This week: Lew on the hot seat
{mosads}Budget committees in both chambers will take a hard look this week at the Congressional Budget Office’s (CBO) annual outlook, which was released on Tuesday.
The CBO analysis anticipates the federal budget deficit will fall to $845 billion in 2013 but gradually return to more than $1 trillion per year later this decade. CBO Director Douglas Elmendorf will go through the numbers with the Senate Budget Committee on Tuesday and follow that up with an appearance before the House Budget Committee on Wednesday.
On Wednesday, the House Financial Services Committee will dig in further on the troubled finances of the Federal Housing Administration (FHA). This time, lawmakers will be discussing an independent report released earlier in November that found the FHA is facing a $16.3 billion loss on its portfolio of home mortgages, raising concern the agency could need a government bailout.
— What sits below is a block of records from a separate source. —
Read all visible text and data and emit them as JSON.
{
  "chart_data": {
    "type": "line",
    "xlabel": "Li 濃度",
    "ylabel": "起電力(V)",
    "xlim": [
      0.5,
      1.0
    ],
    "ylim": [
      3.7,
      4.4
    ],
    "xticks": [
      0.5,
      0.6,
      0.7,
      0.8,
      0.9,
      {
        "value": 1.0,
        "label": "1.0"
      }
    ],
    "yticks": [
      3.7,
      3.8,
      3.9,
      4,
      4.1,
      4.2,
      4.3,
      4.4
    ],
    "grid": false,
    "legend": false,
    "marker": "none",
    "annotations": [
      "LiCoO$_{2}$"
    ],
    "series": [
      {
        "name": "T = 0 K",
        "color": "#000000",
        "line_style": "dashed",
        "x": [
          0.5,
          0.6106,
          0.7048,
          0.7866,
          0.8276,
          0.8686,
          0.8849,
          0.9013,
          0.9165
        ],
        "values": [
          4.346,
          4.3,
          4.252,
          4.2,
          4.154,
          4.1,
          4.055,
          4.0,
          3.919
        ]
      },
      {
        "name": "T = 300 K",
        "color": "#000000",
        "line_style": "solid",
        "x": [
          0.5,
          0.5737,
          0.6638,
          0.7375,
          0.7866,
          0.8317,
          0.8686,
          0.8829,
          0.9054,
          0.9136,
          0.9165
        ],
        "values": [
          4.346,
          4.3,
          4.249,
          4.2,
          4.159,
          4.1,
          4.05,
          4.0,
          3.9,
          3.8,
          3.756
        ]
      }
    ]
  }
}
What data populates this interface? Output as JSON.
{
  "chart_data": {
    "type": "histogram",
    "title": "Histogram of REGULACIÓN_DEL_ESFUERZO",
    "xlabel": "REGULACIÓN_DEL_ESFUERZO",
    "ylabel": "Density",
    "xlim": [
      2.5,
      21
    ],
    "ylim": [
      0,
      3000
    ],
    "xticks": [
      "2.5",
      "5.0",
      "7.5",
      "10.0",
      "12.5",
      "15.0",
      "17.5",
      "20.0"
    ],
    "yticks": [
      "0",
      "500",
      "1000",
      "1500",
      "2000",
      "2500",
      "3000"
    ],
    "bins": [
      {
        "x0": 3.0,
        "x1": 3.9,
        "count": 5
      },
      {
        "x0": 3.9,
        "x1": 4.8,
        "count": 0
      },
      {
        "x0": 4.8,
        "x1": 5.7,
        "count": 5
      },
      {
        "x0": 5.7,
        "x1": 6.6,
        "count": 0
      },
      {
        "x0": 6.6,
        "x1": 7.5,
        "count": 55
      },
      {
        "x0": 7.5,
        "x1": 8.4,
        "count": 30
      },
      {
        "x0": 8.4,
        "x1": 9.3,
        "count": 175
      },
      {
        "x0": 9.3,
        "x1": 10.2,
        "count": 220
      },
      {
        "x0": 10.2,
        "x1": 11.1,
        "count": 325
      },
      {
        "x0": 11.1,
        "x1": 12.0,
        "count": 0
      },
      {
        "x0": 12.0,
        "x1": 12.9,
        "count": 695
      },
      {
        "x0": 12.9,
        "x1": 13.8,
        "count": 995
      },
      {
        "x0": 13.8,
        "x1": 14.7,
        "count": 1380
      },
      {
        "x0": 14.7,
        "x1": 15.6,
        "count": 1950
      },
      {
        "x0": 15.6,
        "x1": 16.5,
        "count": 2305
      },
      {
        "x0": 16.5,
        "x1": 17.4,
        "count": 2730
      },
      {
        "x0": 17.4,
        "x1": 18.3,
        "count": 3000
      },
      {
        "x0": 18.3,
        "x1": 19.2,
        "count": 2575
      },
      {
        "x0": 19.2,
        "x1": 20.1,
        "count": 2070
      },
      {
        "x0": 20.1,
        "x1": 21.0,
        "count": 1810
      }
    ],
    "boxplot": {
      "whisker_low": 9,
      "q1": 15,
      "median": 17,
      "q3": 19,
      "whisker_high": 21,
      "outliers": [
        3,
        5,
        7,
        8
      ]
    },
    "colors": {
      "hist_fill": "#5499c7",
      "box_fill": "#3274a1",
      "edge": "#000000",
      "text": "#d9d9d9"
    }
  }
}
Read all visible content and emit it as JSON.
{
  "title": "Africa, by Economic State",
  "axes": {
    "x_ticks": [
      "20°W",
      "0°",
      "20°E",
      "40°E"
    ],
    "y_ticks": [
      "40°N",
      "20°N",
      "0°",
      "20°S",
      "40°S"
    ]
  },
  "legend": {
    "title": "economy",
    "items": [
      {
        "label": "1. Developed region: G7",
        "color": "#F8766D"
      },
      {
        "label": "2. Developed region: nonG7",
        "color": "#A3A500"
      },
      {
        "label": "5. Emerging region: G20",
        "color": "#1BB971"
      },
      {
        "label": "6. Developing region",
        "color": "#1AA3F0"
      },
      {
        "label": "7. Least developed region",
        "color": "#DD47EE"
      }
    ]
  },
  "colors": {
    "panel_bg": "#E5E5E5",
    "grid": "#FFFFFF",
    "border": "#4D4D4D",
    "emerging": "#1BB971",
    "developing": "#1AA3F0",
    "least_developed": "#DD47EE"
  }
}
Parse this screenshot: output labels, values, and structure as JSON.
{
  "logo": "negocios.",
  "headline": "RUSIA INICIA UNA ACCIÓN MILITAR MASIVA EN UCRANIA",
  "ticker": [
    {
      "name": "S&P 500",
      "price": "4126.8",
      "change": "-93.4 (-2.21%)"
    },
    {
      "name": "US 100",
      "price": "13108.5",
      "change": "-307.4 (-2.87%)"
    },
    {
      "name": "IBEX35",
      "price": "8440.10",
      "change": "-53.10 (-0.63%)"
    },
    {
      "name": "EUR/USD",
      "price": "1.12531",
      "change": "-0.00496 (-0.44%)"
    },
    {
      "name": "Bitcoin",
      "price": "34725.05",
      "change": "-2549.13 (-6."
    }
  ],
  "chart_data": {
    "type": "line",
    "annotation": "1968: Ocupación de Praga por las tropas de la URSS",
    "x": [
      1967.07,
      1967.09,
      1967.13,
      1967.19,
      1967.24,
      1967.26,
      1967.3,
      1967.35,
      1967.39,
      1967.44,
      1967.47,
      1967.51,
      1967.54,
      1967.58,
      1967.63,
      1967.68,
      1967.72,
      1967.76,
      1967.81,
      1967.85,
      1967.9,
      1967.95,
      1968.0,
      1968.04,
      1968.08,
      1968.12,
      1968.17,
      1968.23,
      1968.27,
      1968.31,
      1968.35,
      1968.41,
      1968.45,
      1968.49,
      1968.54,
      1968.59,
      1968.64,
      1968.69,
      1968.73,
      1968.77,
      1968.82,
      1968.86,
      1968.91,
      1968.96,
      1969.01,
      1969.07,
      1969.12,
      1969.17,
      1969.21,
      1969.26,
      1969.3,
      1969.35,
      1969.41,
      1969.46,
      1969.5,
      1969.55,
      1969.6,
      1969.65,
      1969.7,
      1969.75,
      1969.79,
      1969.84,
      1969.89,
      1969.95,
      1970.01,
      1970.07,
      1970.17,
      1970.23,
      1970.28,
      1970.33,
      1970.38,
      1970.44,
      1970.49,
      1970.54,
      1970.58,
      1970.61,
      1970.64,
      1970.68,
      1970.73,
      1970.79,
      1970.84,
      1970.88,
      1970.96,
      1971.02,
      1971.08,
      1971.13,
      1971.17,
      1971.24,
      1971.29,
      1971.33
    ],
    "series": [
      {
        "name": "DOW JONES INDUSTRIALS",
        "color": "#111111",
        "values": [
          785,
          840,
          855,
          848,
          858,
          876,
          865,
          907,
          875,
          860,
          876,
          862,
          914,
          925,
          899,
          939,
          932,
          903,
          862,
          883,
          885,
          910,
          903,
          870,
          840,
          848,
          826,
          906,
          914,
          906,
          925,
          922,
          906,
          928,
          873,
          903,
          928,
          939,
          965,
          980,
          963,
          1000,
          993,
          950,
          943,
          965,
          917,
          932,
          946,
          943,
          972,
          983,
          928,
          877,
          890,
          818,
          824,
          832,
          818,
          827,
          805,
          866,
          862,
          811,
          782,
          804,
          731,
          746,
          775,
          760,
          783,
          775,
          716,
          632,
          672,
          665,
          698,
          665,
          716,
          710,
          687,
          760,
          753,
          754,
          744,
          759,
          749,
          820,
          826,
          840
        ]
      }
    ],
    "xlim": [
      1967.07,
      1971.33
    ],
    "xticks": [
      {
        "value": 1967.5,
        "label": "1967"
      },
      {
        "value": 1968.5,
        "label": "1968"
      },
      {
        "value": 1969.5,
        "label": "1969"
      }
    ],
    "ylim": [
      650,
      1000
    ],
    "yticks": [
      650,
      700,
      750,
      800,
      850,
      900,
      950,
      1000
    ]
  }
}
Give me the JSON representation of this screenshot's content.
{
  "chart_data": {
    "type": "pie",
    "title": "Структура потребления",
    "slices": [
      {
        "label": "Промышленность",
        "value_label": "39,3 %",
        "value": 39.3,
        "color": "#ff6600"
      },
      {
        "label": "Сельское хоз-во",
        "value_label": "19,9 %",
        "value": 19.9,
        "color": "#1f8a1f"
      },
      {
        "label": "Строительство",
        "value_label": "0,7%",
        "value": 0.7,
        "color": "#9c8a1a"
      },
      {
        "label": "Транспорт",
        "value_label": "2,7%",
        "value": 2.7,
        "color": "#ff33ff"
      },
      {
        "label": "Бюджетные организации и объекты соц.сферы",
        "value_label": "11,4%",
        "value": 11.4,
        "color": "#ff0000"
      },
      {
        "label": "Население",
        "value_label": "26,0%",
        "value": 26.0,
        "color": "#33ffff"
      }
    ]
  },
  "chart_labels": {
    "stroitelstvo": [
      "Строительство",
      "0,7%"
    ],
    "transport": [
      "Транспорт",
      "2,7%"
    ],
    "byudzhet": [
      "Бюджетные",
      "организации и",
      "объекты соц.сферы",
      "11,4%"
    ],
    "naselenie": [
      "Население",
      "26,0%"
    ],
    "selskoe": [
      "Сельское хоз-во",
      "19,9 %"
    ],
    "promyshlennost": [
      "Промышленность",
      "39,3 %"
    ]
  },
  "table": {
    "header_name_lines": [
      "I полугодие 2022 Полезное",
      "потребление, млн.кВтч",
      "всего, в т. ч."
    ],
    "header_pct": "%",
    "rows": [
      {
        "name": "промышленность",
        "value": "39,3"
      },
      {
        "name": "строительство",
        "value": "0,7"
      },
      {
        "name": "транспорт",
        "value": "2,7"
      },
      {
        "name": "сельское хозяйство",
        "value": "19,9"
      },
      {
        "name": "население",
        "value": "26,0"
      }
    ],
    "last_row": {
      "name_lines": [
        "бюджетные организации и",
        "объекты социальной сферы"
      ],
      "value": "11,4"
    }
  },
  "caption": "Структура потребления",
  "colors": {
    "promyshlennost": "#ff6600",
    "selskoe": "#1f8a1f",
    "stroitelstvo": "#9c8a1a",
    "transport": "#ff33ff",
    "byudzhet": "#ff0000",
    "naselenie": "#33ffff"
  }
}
Also on Wednesday, the House Education and Workforce Committee will discuss what a recent court ruling invalidating a trio of recess appointments to the National Labor Relations Board (NLRB) means for the workforce.
With the automatic spending cuts known as the sequester set to take effect on March 1, the Senate Armed Services Committee will explore Tuesday what impact the across-the-board cuts to discretionary and defense spending would mean.
The Senate Appropriations Committee will also get into the conversation about the sequester at a Thursday hearing with top officials from the Office of Management and Budget, as well as the Departments of Education, Homeland Security, Housing and Urban Development, and Defense.
As tax writers in Congress search for a path forward on comprehensive reform, the House Ways and Means Committee will convene a hearing Thursday to explore how charitable deductions could be impacted by a tax code makeover.
On the other side of the Capitol, the Senate Banking Committee has invited the nation’s top regulators to testify Thursday on the Dodd-Frank financial reform law. More than two and a half years since the law’s enactment, regulators are still writing rules and putting it into action.